The new head of the Pasteur Institute, one of France's leading biomedical research institutions, has begun a major shake-up.

All change: Kourilsky (inset) seeks to increase flexibility at the Pasteur Institute. Credit: INSTITUT PASTEUR

Philippe Kourilsky took over as director-general of the private institute in Paris earlier this year (see Nature 401, 630; 1999). In a meeting last week with its 1,100 scientists, he outlined a series of plans intended to reinforce central management and remove dead wood. In particular, he is disbanding the institute's vertical system of departments in favour of a more horizontal system organized around projects.

Over the past few months Kourilsky has put in place a new central management structure and recruited heavily. Eleven new divisions have been created corresponding to key activities, including scientific careers, multidisciplinary programmes, technology platforms and relations with France's public research organizations.

The technology platforms division, headed by tuberculosis geneticist Stewart Cole, is intended to provide scientists with centrally run services in genomics, proteomics and bioinformatics. One-time venture capitalist Christian Policard, formerly a member of the board of pharmaceutical company Sanofi-Synthélabo, will head the division of industrial affairs.

The institute needed to be “professionalized”, says Kourilsky, adding that he was influenced by a three-year stint in the private sector as director of research at Pasteur Mérieux Connaught.

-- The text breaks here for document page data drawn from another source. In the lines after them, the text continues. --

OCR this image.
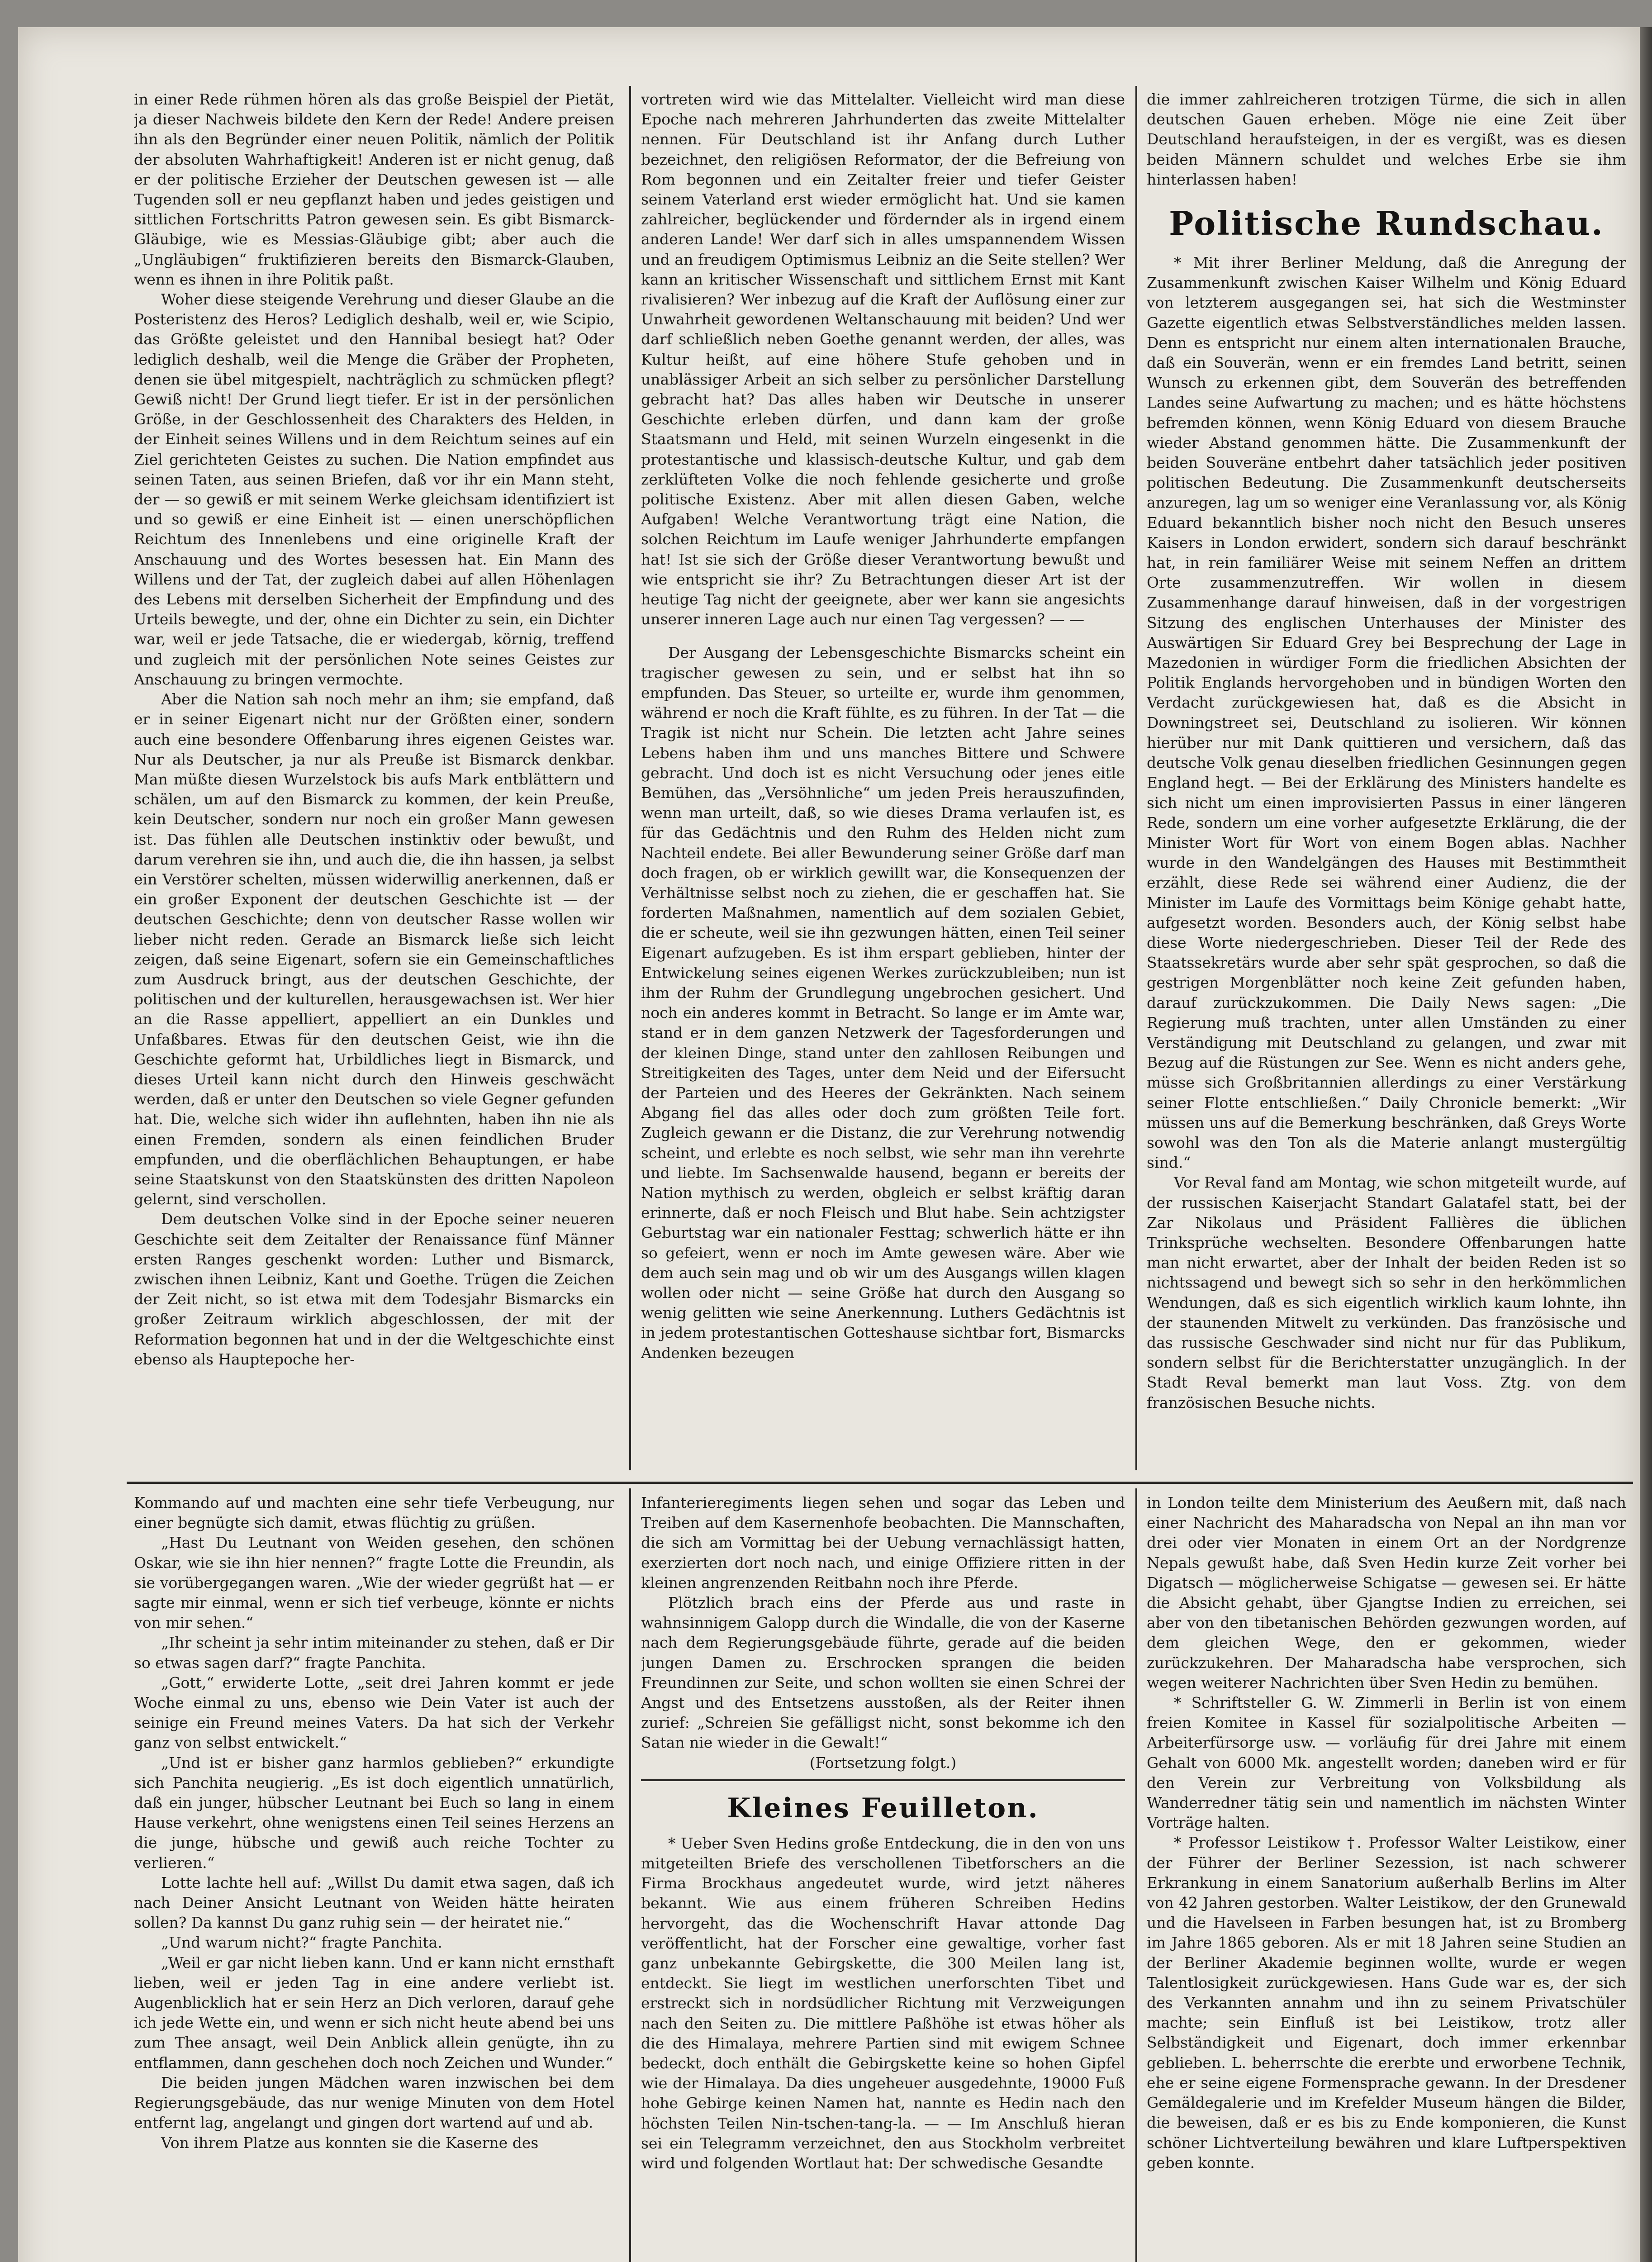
in einer Rede rühmen hören als das große Beispiel der Pietät, ja dieser Nachweis bildete den Kern der Rede! Andere preisen ihn als den Begründer einer neuen Politik, nämlich der Politik der absoluten Wahrhaftigkeit! Anderen ist er nicht genug, daß er der politische Erzieher der Deutschen gewesen ist — alle Tugenden soll er neu gepflanzt haben und jedes geistigen und sittlichen Fortschritts Patron gewesen sein. Es gibt Bismarck-Gläubige, wie es Messias-Gläubige gibt; aber auch die „Ungläubigen“ fruktifizieren bereits den Bismarck-Glauben, wenn es ihnen in ihre Politik paßt.

Woher diese steigende Verehrung und dieser Glaube an die Posteristenz des Heros? Lediglich deshalb, weil er, wie Scipio, das Größte geleistet und den Hannibal besiegt hat? Oder lediglich deshalb, weil die Menge die Gräber der Propheten, denen sie übel mitgespielt, nachträglich zu schmücken pflegt? Gewiß nicht! Der Grund liegt tiefer. Er ist in der persönlichen Größe, in der Geschlossenheit des Charakters des Helden, in der Einheit seines Willens und in dem Reichtum seines auf ein Ziel gerichteten Geistes zu suchen. Die Nation empfindet aus seinen Taten, aus seinen Briefen, daß vor ihr ein Mann steht, der — so gewiß er mit seinem Werke gleichsam identifiziert ist und so gewiß er eine Einheit ist — einen unerschöpflichen Reichtum des Innenlebens und eine originelle Kraft der Anschauung und des Wortes besessen hat. Ein Mann des Willens und der Tat, der zugleich dabei auf allen Höhenlagen des Lebens mit derselben Sicherheit der Empfindung und des Urteils bewegte, und der, ohne ein Dichter zu sein, ein Dichter war, weil er jede Tatsache, die er wiedergab, körnig, treffend und zugleich mit der persönlichen Note seines Geistes zur Anschauung zu bringen vermochte.

Aber die Nation sah noch mehr an ihm; sie empfand, daß er in seiner Eigenart nicht nur der Größten einer, sondern auch eine besondere Offenbarung ihres eigenen Geistes war. Nur als Deutscher, ja nur als Preuße ist Bismarck denkbar. Man müßte diesen Wurzelstock bis aufs Mark entblättern und schälen, um auf den Bismarck zu kommen, der kein Preuße, kein Deutscher, sondern nur noch ein großer Mann gewesen ist. Das fühlen alle Deutschen instinktiv oder bewußt, und darum verehren sie ihn, und auch die, die ihn hassen, ja selbst ein Verstörer schelten, müssen widerwillig anerkennen, daß er ein großer Exponent der deutschen Geschichte ist — der deutschen Geschichte; denn von deutscher Rasse wollen wir lieber nicht reden. Gerade an Bismarck ließe sich leicht zeigen, daß seine Eigenart, sofern sie ein Gemeinschaftliches zum Ausdruck bringt, aus der deutschen Geschichte, der politischen und der kulturellen, herausgewachsen ist. Wer hier an die Rasse appelliert, appelliert an ein Dunkles und Unfaßbares. Etwas für den deutschen Geist, wie ihn die Geschichte geformt hat, Urbildliches liegt in Bismarck, und dieses Urteil kann nicht durch den Hinweis geschwächt werden, daß er unter den Deutschen so viele Gegner gefunden hat. Die, welche sich wider ihn auflehnten, haben ihn nie als einen Fremden, sondern als einen feindlichen Bruder empfunden, und die oberflächlichen Behauptungen, er habe seine Staatskunst von den Staatskünsten des dritten Napoleon gelernt, sind verschollen.

Dem deutschen Volke sind in der Epoche seiner neueren Geschichte seit dem Zeitalter der Renaissance fünf Männer ersten Ranges geschenkt worden: Luther und Bismarck, zwischen ihnen Leibniz, Kant und Goethe. Trügen die Zeichen der Zeit nicht, so ist etwa mit dem Todesjahr Bismarcks ein großer Zeitraum wirklich abgeschlossen, der mit der Reformation begonnen hat und in der die Weltgeschichte einst ebenso als Hauptepoche her-

vortreten wird wie das Mittelalter. Vielleicht wird man diese Epoche nach mehreren Jahrhunderten das zweite Mittelalter nennen. Für Deutschland ist ihr Anfang durch Luther bezeichnet, den religiösen Reformator, der die Befreiung von Rom begonnen und ein Zeitalter freier und tiefer Geister seinem Vaterland erst wieder ermöglicht hat. Und sie kamen zahlreicher, beglückender und fördernder als in irgend einem anderen Lande! Wer darf sich in alles umspannendem Wissen und an freudigem Optimismus Leibniz an die Seite stellen? Wer kann an kritischer Wissenschaft und sittlichem Ernst mit Kant rivalisieren? Wer inbezug auf die Kraft der Auflösung einer zur Unwahrheit gewordenen Weltanschauung mit beiden? Und wer darf schließlich neben Goethe genannt werden, der alles, was Kultur heißt, auf eine höhere Stufe gehoben und in unablässiger Arbeit an sich selber zu persönlicher Darstellung gebracht hat? Das alles haben wir Deutsche in unserer Geschichte erleben dürfen, und dann kam der große Staatsmann und Held, mit seinen Wurzeln eingesenkt in die protestantische und klassisch-deutsche Kultur, und gab dem zerklüfteten Volke die noch fehlende gesicherte und große politische Existenz. Aber mit allen diesen Gaben, welche Aufgaben! Welche Verantwortung trägt eine Nation, die solchen Reichtum im Laufe weniger Jahrhunderte empfangen hat! Ist sie sich der Größe dieser Verantwortung bewußt und wie entspricht sie ihr? Zu Betrachtungen dieser Art ist der heutige Tag nicht der geeignete, aber wer kann sie angesichts unserer inneren Lage auch nur einen Tag vergessen? — —

Der Ausgang der Lebensgeschichte Bismarcks scheint ein tragischer gewesen zu sein, und er selbst hat ihn so empfunden. Das Steuer, so urteilte er, wurde ihm genommen, während er noch die Kraft fühlte, es zu führen. In der Tat — die Tragik ist nicht nur Schein. Die letzten acht Jahre seines Lebens haben ihm und uns manches Bittere und Schwere gebracht. Und doch ist es nicht Versuchung oder jenes eitle Bemühen, das „Versöhnliche“ um jeden Preis herauszufinden, wenn man urteilt, daß, so wie dieses Drama verlaufen ist, es für das Gedächtnis und den Ruhm des Helden nicht zum Nachteil endete. Bei aller Bewunderung seiner Größe darf man doch fragen, ob er wirklich gewillt war, die Konsequenzen der Verhältnisse selbst noch zu ziehen, die er geschaffen hat. Sie forderten Maßnahmen, namentlich auf dem sozialen Gebiet, die er scheute, weil sie ihn gezwungen hätten, einen Teil seiner Eigenart aufzugeben. Es ist ihm erspart geblieben, hinter der Entwickelung seines eigenen Werkes zurückzubleiben; nun ist ihm der Ruhm der Grundlegung ungebrochen gesichert. Und noch ein anderes kommt in Betracht. So lange er im Amte war, stand er in dem ganzen Netzwerk der Tagesforderungen und der kleinen Dinge, stand unter den zahllosen Reibungen und Streitigkeiten des Tages, unter dem Neid und der Eifersucht der Parteien und des Heeres der Gekränkten. Nach seinem Abgang fiel das alles oder doch zum größten Teile fort. Zugleich gewann er die Distanz, die zur Verehrung notwendig scheint, und erlebte es noch selbst, wie sehr man ihn verehrte und liebte. Im Sachsenwalde hausend, begann er bereits der Nation mythisch zu werden, obgleich er selbst kräftig daran erinnerte, daß er noch Fleisch und Blut habe. Sein achtzigster Geburtstag war ein nationaler Festtag; schwerlich hätte er ihn so gefeiert, wenn er noch im Amte gewesen wäre. Aber wie dem auch sein mag und ob wir um des Ausgangs willen klagen wollen oder nicht — seine Größe hat durch den Ausgang so wenig gelitten wie seine Anerkennung. Luthers Gedächtnis ist in jedem protestantischen Gotteshause sichtbar fort, Bismarcks Andenken bezeugen

die immer zahlreicheren trotzigen Türme, die sich in allen deutschen Gauen erheben. Möge nie eine Zeit über Deutschland heraufsteigen, in der es vergißt, was es diesen beiden Männern schuldet und welches Erbe sie ihm hinterlassen haben!

Politische Rundschau.

* Mit ihrer Berliner Meldung, daß die Anregung der Zusammenkunft zwischen Kaiser Wilhelm und König Eduard von letzterem ausgegangen sei, hat sich die Westminster Gazette eigentlich etwas Selbstverständliches melden lassen. Denn es entspricht nur einem alten internationalen Brauche, daß ein Souverän, wenn er ein fremdes Land betritt, seinen Wunsch zu erkennen gibt, dem Souverän des betreffenden Landes seine Aufwartung zu machen; und es hätte höchstens befremden können, wenn König Eduard von diesem Brauche wieder Abstand genommen hätte. Die Zusammenkunft der beiden Souveräne entbehrt daher tatsächlich jeder positiven politischen Bedeutung. Die Zusammenkunft deutscherseits anzuregen, lag um so weniger eine Veranlassung vor, als König Eduard bekanntlich bisher noch nicht den Besuch unseres Kaisers in London erwidert, sondern sich darauf beschränkt hat, in rein familiärer Weise mit seinem Neffen an drittem Orte zusammenzutreffen. Wir wollen in diesem Zusammenhange darauf hinweisen, daß in der vorgestrigen Sitzung des englischen Unterhauses der Minister des Auswärtigen Sir Eduard Grey bei Besprechung der Lage in Mazedonien in würdiger Form die friedlichen Absichten der Politik Englands hervorgehoben und in bündigen Worten den Verdacht zurückgewiesen hat, daß es die Absicht in Downingstreet sei, Deutschland zu isolieren. Wir können hierüber nur mit Dank quittieren und versichern, daß das deutsche Volk genau dieselben friedlichen Gesinnungen gegen England hegt. — Bei der Erklärung des Ministers handelte es sich nicht um einen improvisierten Passus in einer längeren Rede, sondern um eine vorher aufgesetzte Erklärung, die der Minister Wort für Wort von einem Bogen ablas. Nachher wurde in den Wandelgängen des Hauses mit Bestimmtheit erzählt, diese Rede sei während einer Audienz, die der Minister im Laufe des Vormittags beim Könige gehabt hatte, aufgesetzt worden. Besonders auch, der König selbst habe diese Worte niedergeschrieben. Dieser Teil der Rede des Staatssekretärs wurde aber sehr spät gesprochen, so daß die gestrigen Morgenblätter noch keine Zeit gefunden haben, darauf zurückzukommen. Die Daily News sagen: „Die Regierung muß trachten, unter allen Umständen zu einer Verständigung mit Deutschland zu gelangen, und zwar mit Bezug auf die Rüstungen zur See. Wenn es nicht anders gehe, müsse sich Großbritannien allerdings zu einer Verstärkung seiner Flotte entschließen.“ Daily Chronicle bemerkt: „Wir müssen uns auf die Bemerkung beschränken, daß Greys Worte sowohl was den Ton als die Materie anlangt mustergültig sind.“

Vor Reval fand am Montag, wie schon mitgeteilt wurde, auf der russischen Kaiserjacht Standart Galatafel statt, bei der Zar Nikolaus und Präsident Fallières die üblichen Trinksprüche wechselten. Besondere Offenbarungen hatte man nicht erwartet, aber der Inhalt der beiden Reden ist so nichtssagend und bewegt sich so sehr in den herkömmlichen Wendungen, daß es sich eigentlich wirklich kaum lohnte, ihn der staunenden Mitwelt zu verkünden. Das französische und das russische Geschwader sind nicht nur für das Publikum, sondern selbst für die Berichterstatter unzugänglich. In der Stadt Reval bemerkt man laut Voss. Ztg. von dem französischen Besuche nichts.

Kommando auf und machten eine sehr tiefe Verbeugung, nur einer begnügte sich damit, etwas flüchtig zu grüßen.

„Hast Du Leutnant von Weiden gesehen, den schönen Oskar, wie sie ihn hier nennen?“ fragte Lotte die Freundin, als sie vorübergegangen waren. „Wie der wieder gegrüßt hat — er sagte mir einmal, wenn er sich tief verbeuge, könnte er nichts von mir sehen.“

„Ihr scheint ja sehr intim miteinander zu stehen, daß er Dir so etwas sagen darf?“ fragte Panchita.

„Gott,“ erwiderte Lotte, „seit drei Jahren kommt er jede Woche einmal zu uns, ebenso wie Dein Vater ist auch der seinige ein Freund meines Vaters. Da hat sich der Verkehr ganz von selbst entwickelt.“

„Und ist er bisher ganz harmlos geblieben?“ erkundigte sich Panchita neugierig. „Es ist doch eigentlich unnatürlich, daß ein junger, hübscher Leutnant bei Euch so lang in einem Hause verkehrt, ohne wenigstens einen Teil seines Herzens an die junge, hübsche und gewiß auch reiche Tochter zu verlieren.“

Lotte lachte hell auf: „Willst Du damit etwa sagen, daß ich nach Deiner Ansicht Leutnant von Weiden hätte heiraten sollen? Da kannst Du ganz ruhig sein — der heiratet nie.“

„Und warum nicht?“ fragte Panchita.

„Weil er gar nicht lieben kann. Und er kann nicht ernsthaft lieben, weil er jeden Tag in eine andere verliebt ist. Augenblicklich hat er sein Herz an Dich verloren, darauf gehe ich jede Wette ein, und wenn er sich nicht heute abend bei uns zum Thee ansagt, weil Dein Anblick allein genügte, ihn zu entflammen, dann geschehen doch noch Zeichen und Wunder.“

Die beiden jungen Mädchen waren inzwischen bei dem Regierungsgebäude, das nur wenige Minuten von dem Hotel entfernt lag, angelangt und gingen dort wartend auf und ab.

Von ihrem Platze aus konnten sie die Kaserne des

Infanterieregiments liegen sehen und sogar das Leben und Treiben auf dem Kasernenhofe beobachten. Die Mannschaften, die sich am Vormittag bei der Uebung vernachlässigt hatten, exerzierten dort noch nach, und einige Offiziere ritten in der kleinen angrenzenden Reitbahn noch ihre Pferde.

Plötzlich brach eins der Pferde aus und raste in wahnsinnigem Galopp durch die Windalle, die von der Kaserne nach dem Regierungsgebäude führte, gerade auf die beiden jungen Damen zu. Erschrocken sprangen die beiden Freundinnen zur Seite, und schon wollten sie einen Schrei der Angst und des Entsetzens ausstoßen, als der Reiter ihnen zurief: „Schreien Sie gefälligst nicht, sonst bekomme ich den Satan nie wieder in die Gewalt!“

(Fortsetzung folgt.)

Kleines Feuilleton.

* Ueber Sven Hedins große Entdeckung, die in den von uns mitgeteilten Briefe des verschollenen Tibetforschers an die Firma Brockhaus angedeutet wurde, wird jetzt näheres bekannt. Wie aus einem früheren Schreiben Hedins hervorgeht, das die Wochenschrift Havar attonde Dag veröffentlicht, hat der Forscher eine gewaltige, vorher fast ganz unbekannte Gebirgskette, die 300 Meilen lang ist, entdeckt. Sie liegt im westlichen unerforschten Tibet und erstreckt sich in nordsüdlicher Richtung mit Verzweigungen nach den Seiten zu. Die mittlere Paßhöhe ist etwas höher als die des Himalaya, mehrere Partien sind mit ewigem Schnee bedeckt, doch enthält die Gebirgskette keine so hohen Gipfel wie der Himalaya. Da dies ungeheuer ausgedehnte, 19000 Fuß hohe Gebirge keinen Namen hat, nannte es Hedin nach den höchsten Teilen Nin-tschen-tang-la. — — Im Anschluß hieran sei ein Telegramm verzeichnet, den aus Stockholm verbreitet wird und folgenden Wortlaut hat: Der schwedische Gesandte

in London teilte dem Ministerium des Aeußern mit, daß nach einer Nachricht des Maharadscha von Nepal an ihn man vor drei oder vier Monaten in einem Ort an der Nordgrenze Nepals gewußt habe, daß Sven Hedin kurze Zeit vorher bei Digatsch — möglicherweise Schigatse — gewesen sei. Er hätte die Absicht gehabt, über Gjangtse Indien zu erreichen, sei aber von den tibetanischen Behörden gezwungen worden, auf dem gleichen Wege, den er gekommen, wieder zurückzukehren. Der Maharadscha habe versprochen, sich wegen weiterer Nachrichten über Sven Hedin zu bemühen.

* Schriftsteller G. W. Zimmerli in Berlin ist von einem freien Komitee in Kassel für sozialpolitische Arbeiten — Arbeiterfürsorge usw. — vorläufig für drei Jahre mit einem Gehalt von 6000 Mk. angestellt worden; daneben wird er für den Verein zur Verbreitung von Volksbildung als Wanderredner tätig sein und namentlich im nächsten Winter Vorträge halten.

* Professor Leistikow †. Professor Walter Leistikow, einer der Führer der Berliner Sezession, ist nach schwerer Erkrankung in einem Sanatorium außerhalb Berlins im Alter von 42 Jahren gestorben. Walter Leistikow, der den Grunewald und die Havelseen in Farben besungen hat, ist zu Bromberg im Jahre 1865 geboren. Als er mit 18 Jahren seine Studien an der Berliner Akademie beginnen wollte, wurde er wegen Talentlosigkeit zurückgewiesen. Hans Gude war es, der sich des Verkannten annahm und ihn zu seinem Privatschüler machte; sein Einfluß ist bei Leistikow, trotz aller Selbständigkeit und Eigenart, doch immer erkennbar geblieben. L. beherrschte die ererbte und erworbene Technik, ehe er seine eigene Formensprache gewann. In der Dresdener Gemäldegalerie und im Krefelder Museum hängen die Bilder, die beweisen, daß er es bis zu Ende komponieren, die Kunst schöner Lichtverteilung bewähren und klare Luftperspektiven geben konnte.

The most drastic step, announced in January, is a rule stating that laboratories more than 12 years old must make a case for their continued existence or be closed. The measure is being applied retroactively and will affect almost half of the institute's laboratories.

Affected laboratories have until the end of October to put forward proposals. Kourilsky warns that laboratories that propose to continue as they are “run the risk of having their applications rejected”. Staff who lose their laboratories will be redeployed.

An international call for proposals will be made in September to create new laboratories of five to six researchers led by young scientists. Ten such laboratories, which will have a lifespan of five years, will be created next year, and the ambition is to create 50 within five years. At present, the institute has around 100 laboratories, each with an average staff of 20 to 25.

Kourilsky adds that the current systems for evaluating individual laboratories and staff has suffered from “inbreeding”. In future evaluation will be largely carried out by external panels.

A ‘foresight’ exercise, to be completed by the end of the year, is likely to pave the way for abolition of the institute's ten departments, with projects and programmes between laboratories becoming the main vehicle for implementing research strategy.

Harold Varmus, former director of the US National Institutes of Health and now president of the Memorial Sloan-Kettering Cancer Center in New York, will chair a new eight-member External Committee of Strategic Orientation, intended to provide outside assessment of the institute's general directions.

Kourilsky sees the flexibility allowed by this move as critical to his goal of refocusing the institute on its core mission of combating infectious diseases. At the same time, he has introduced a programme to fund projects spanning the institute's laboratories, which he says have become fragmented.

To force this change, he froze 30% of laboratory funding at the beginning of the year, to fund a new series of projects that must include at least three of the institute's laboratories. Three-quarters of the laboratories have responded to the call for proposals, and the winners will be announced next month.

So far, researchers at Pasteur seem to be giving Kourilsky the benefit of the doubt; as the institute is private, it has greater freedom to impose reforms. “Change was needed,” says one scientist. But there is some scepticism as to how the structural changes will work in practice, given their volume and the proposed speedy timetable.